Look into introsort. It has a worst-case complexity of O(nlogn) while quicksort is O(n2). It's what frob is describing. I just wanted to give the name of the algorithm to aid in googling.

##### Share on other sites
One concern I have here is that either:
a) You have a buffer overrun on this line
while( Compare( m_Data[ q ], m_Data[ t ] ) < 0 )
because q starts off equal to Last, or
b) You are using a different range scheme from the standard library. The end() method of the standard C++ library returns an iterator that is one-past the end of the container.
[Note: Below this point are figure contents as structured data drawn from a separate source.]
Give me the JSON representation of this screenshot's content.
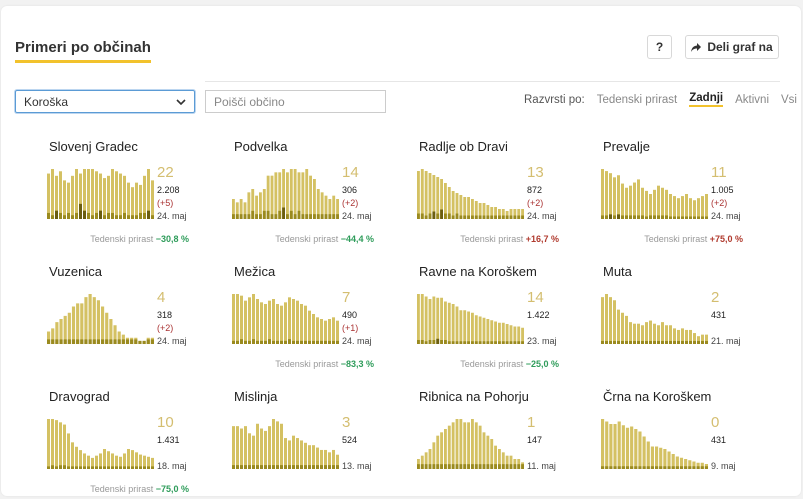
{
  "title": "Primeri po občinah",
  "help_label": "?",
  "share_label": "Deli graf na",
  "region_select": "Koroška",
  "search_placeholder": "Poišči občino",
  "sort": {
    "label": "Razvrsti po:",
    "options": [
      "Tedenski prirast",
      "Zadnji",
      "Aktivni",
      "Vsi"
    ],
    "active": "Zadnji"
  },
  "weekly_label": "Tedenski prirast",
  "colors": {
    "bar": "#d4c163",
    "bar_dark": "#9a8a1f",
    "bar_dark2": "#6b5e10",
    "accent": "#f2c22c"
  },
  "chart_data": [
    {
      "type": "bar",
      "title": "Slovenj Gradec",
      "big": "22",
      "total": "2.208",
      "delta": "(+5)",
      "date": "24. maj",
      "weekly": "−30,8 %",
      "trend": "neg",
      "values": [
        20,
        22,
        19,
        21,
        17,
        16,
        19,
        22,
        20,
        22,
        22,
        22,
        21,
        20,
        18,
        19,
        22,
        21,
        20,
        19,
        16,
        14,
        16,
        15,
        19,
        22,
        17
      ],
      "dark": [
        2,
        1,
        3,
        2,
        1,
        2,
        1,
        2,
        6,
        3,
        2,
        1,
        2,
        3,
        1,
        2,
        2,
        1,
        1,
        2,
        1,
        1,
        1,
        2,
        2,
        3,
        1
      ]
    },
    {
      "type": "bar",
      "title": "Podvelka",
      "big": "14",
      "total": "306",
      "delta": "(+2)",
      "date": "24. maj",
      "weekly": "−44,4 %",
      "trend": "neg",
      "values": [
        6,
        5,
        6,
        5,
        8,
        9,
        7,
        8,
        9,
        13,
        13,
        14,
        14,
        15,
        14,
        15,
        15,
        14,
        14,
        15,
        13,
        12,
        9,
        8,
        7,
        6,
        7,
        6
      ],
      "dark": [
        1,
        1,
        1,
        1,
        1,
        2,
        1,
        1,
        2,
        2,
        1,
        1,
        2,
        3,
        1,
        2,
        1,
        2,
        1,
        1,
        1,
        1,
        1,
        1,
        1,
        1,
        1,
        1
      ]
    },
    {
      "type": "bar",
      "title": "Radlje ob Dravi",
      "big": "13",
      "total": "872",
      "delta": "(+2)",
      "date": "24. maj",
      "weekly": "+16,7 %",
      "trend": "pos",
      "values": [
        24,
        25,
        24,
        23,
        22,
        21,
        20,
        18,
        16,
        14,
        13,
        12,
        11,
        11,
        10,
        9,
        8,
        8,
        7,
        6,
        6,
        5,
        5,
        4,
        5,
        5,
        5,
        5
      ],
      "dark": [
        2,
        2,
        1,
        2,
        3,
        2,
        4,
        2,
        2,
        1,
        2,
        1,
        1,
        1,
        1,
        1,
        1,
        1,
        1,
        1,
        1,
        1,
        1,
        1,
        1,
        1,
        1,
        1
      ]
    },
    {
      "type": "bar",
      "title": "Prevalje",
      "big": "11",
      "total": "1.005",
      "delta": "(+2)",
      "date": "24. maj",
      "weekly": "+75,0 %",
      "trend": "pos",
      "values": [
        48,
        46,
        44,
        40,
        42,
        34,
        30,
        32,
        35,
        38,
        30,
        27,
        24,
        28,
        32,
        30,
        28,
        24,
        22,
        20,
        22,
        24,
        20,
        18,
        20,
        22,
        24
      ],
      "dark": [
        2,
        2,
        3,
        2,
        3,
        2,
        2,
        2,
        2,
        2,
        2,
        1,
        2,
        2,
        2,
        2,
        2,
        1,
        1,
        1,
        1,
        1,
        1,
        1,
        1,
        1,
        1
      ]
    },
    {
      "type": "bar",
      "title": "Vuzenica",
      "big": "4",
      "total": "318",
      "delta": "(+2)",
      "date": "24. maj",
      "weekly": "",
      "trend": "",
      "values": [
        4,
        5,
        7,
        8,
        9,
        10,
        12,
        13,
        13,
        15,
        16,
        15,
        14,
        12,
        10,
        8,
        6,
        4,
        3,
        2,
        2,
        2,
        1,
        1,
        2,
        2
      ],
      "dark": [
        1,
        1,
        1,
        1,
        1,
        1,
        1,
        1,
        1,
        1,
        1,
        1,
        1,
        1,
        1,
        1,
        1,
        1,
        1,
        1,
        1,
        1,
        1,
        1,
        1,
        1
      ]
    },
    {
      "type": "bar",
      "title": "Mežica",
      "big": "7",
      "total": "490",
      "delta": "(+1)",
      "date": "24. maj",
      "weekly": "−83,3 %",
      "trend": "neg",
      "values": [
        30,
        30,
        29,
        26,
        28,
        30,
        27,
        25,
        24,
        26,
        27,
        24,
        23,
        25,
        28,
        27,
        26,
        24,
        23,
        20,
        18,
        16,
        15,
        14,
        15,
        16,
        14
      ],
      "dark": [
        1,
        1,
        2,
        1,
        1,
        2,
        1,
        1,
        1,
        2,
        1,
        1,
        1,
        1,
        2,
        1,
        1,
        1,
        1,
        1,
        1,
        1,
        1,
        1,
        1,
        1,
        1
      ]
    },
    {
      "type": "bar",
      "title": "Ravne na Koroškem",
      "big": "14",
      "total": "1.422",
      "delta": "",
      "date": "23. maj",
      "weekly": "−25,0 %",
      "trend": "neg",
      "values": [
        40,
        40,
        38,
        36,
        38,
        37,
        37,
        34,
        33,
        32,
        30,
        27,
        27,
        26,
        25,
        23,
        22,
        21,
        20,
        19,
        18,
        17,
        17,
        16,
        15,
        14,
        14,
        13
      ],
      "dark": [
        2,
        2,
        1,
        2,
        2,
        3,
        2,
        2,
        1,
        1,
        1,
        1,
        1,
        1,
        1,
        1,
        1,
        1,
        1,
        1,
        1,
        1,
        1,
        1,
        1,
        1,
        1,
        1
      ]
    },
    {
      "type": "bar",
      "title": "Muta",
      "big": "2",
      "total": "431",
      "delta": "",
      "date": "21. maj",
      "weekly": "",
      "trend": "",
      "values": [
        30,
        32,
        30,
        28,
        22,
        20,
        18,
        14,
        13,
        13,
        12,
        14,
        15,
        13,
        12,
        14,
        12,
        12,
        10,
        9,
        10,
        9,
        9,
        7,
        5,
        6,
        6
      ],
      "dark": [
        1,
        1,
        1,
        1,
        1,
        1,
        1,
        1,
        1,
        1,
        1,
        1,
        1,
        1,
        1,
        1,
        1,
        1,
        1,
        1,
        1,
        1,
        1,
        1,
        1,
        1,
        1
      ]
    },
    {
      "type": "bar",
      "title": "Dravograd",
      "big": "10",
      "total": "1.431",
      "delta": "",
      "date": "18. maj",
      "weekly": "−75,0 %",
      "trend": "neg",
      "values": [
        45,
        45,
        44,
        42,
        40,
        32,
        24,
        20,
        17,
        14,
        12,
        10,
        12,
        14,
        18,
        16,
        14,
        12,
        11,
        14,
        18,
        17,
        15,
        13,
        12,
        11,
        10
      ],
      "dark": [
        1,
        2,
        1,
        2,
        2,
        1,
        1,
        1,
        1,
        1,
        1,
        1,
        1,
        1,
        1,
        1,
        1,
        1,
        1,
        1,
        1,
        1,
        1,
        1,
        1,
        1,
        1
      ]
    },
    {
      "type": "bar",
      "title": "Mislinja",
      "big": "3",
      "total": "524",
      "delta": "",
      "date": "13. maj",
      "weekly": "",
      "trend": "",
      "values": [
        18,
        18,
        17,
        18,
        15,
        14,
        19,
        17,
        16,
        18,
        21,
        20,
        19,
        13,
        12,
        14,
        13,
        12,
        11,
        10,
        10,
        9,
        8,
        8,
        7,
        8,
        6
      ],
      "dark": [
        1,
        1,
        1,
        1,
        1,
        1,
        1,
        1,
        1,
        1,
        1,
        1,
        1,
        1,
        1,
        1,
        1,
        1,
        1,
        1,
        1,
        1,
        1,
        1,
        1,
        1,
        1
      ]
    },
    {
      "type": "bar",
      "title": "Ribnica na Pohorju",
      "big": "1",
      "total": "147",
      "delta": "",
      "date": "11. maj",
      "weekly": "",
      "trend": "",
      "values": [
        3,
        4,
        5,
        6,
        8,
        10,
        11,
        12,
        13,
        14,
        15,
        15,
        14,
        14,
        15,
        14,
        13,
        11,
        10,
        9,
        7,
        6,
        5,
        4,
        4,
        3,
        3,
        2
      ],
      "dark": [
        1,
        1,
        1,
        1,
        1,
        1,
        1,
        1,
        1,
        1,
        1,
        1,
        1,
        1,
        1,
        1,
        1,
        1,
        1,
        1,
        1,
        1,
        1,
        1,
        1,
        1,
        1,
        1
      ]
    },
    {
      "type": "bar",
      "title": "Črna na Koroškem",
      "big": "0",
      "total": "431",
      "delta": "",
      "date": "9. maj",
      "weekly": "",
      "trend": "",
      "values": [
        40,
        38,
        36,
        36,
        38,
        35,
        33,
        34,
        32,
        30,
        26,
        22,
        18,
        18,
        17,
        16,
        14,
        12,
        10,
        9,
        8,
        7,
        6,
        5,
        5,
        4
      ],
      "dark": [
        1,
        1,
        1,
        1,
        1,
        1,
        1,
        1,
        1,
        1,
        1,
        1,
        1,
        1,
        1,
        1,
        1,
        1,
        1,
        1,
        1,
        1,
        1,
        1,
        1,
        1
      ]
    }
  ]
}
You might want to take a look at how your Quicksort varies from some of the dozens of sorting algorithm on my site. I've got introsort on there too. Link below.
Median-of-three is one improvement often used too. Edited by iMalc

##### Share on other sites

Quicksort has a high overhead compared to a few other sort routines.  Also any time you get a bad pivot value you will move toward the worst case scenario of quicksort.  You chose the first value, so sorting an already-sorted list means you will see the worst case O(n^2) performance.  For any pivot selection heuristic someone can construct a worse case data set.

It would be less confusing to say "higher" overhead. In the grand scheme of things it's low to average overhead. Certainly a well-tuned implementation should still switch to a simpler algo for very small ranges.

With a reasonable pivot selection, quicksort is astronomically unlikely to behave significantly worse on real data than the expected O(n lg n) average. If the heuristic uses randomness, you can't even construct a data set to defeat it.

##### Share on other sites

I've been told timsort is really smart. I don't know how it compares however, everything std::sort implements is fine for me.

##### Share on other sites

I've been told timsort is really smart. I don't know how it compares however, everything std::sort implements is fine for me.

Yeah it probably is. The code for timsort is also huge and complicated, and it requires O(n) extra space. For his learning I wouldn't recommend going near it.

Introsort (a variation on quicksort) can be modified to produce the same best, worst, and average cases as timsort, but without the high memory usage, and probably a lower constant overhead too.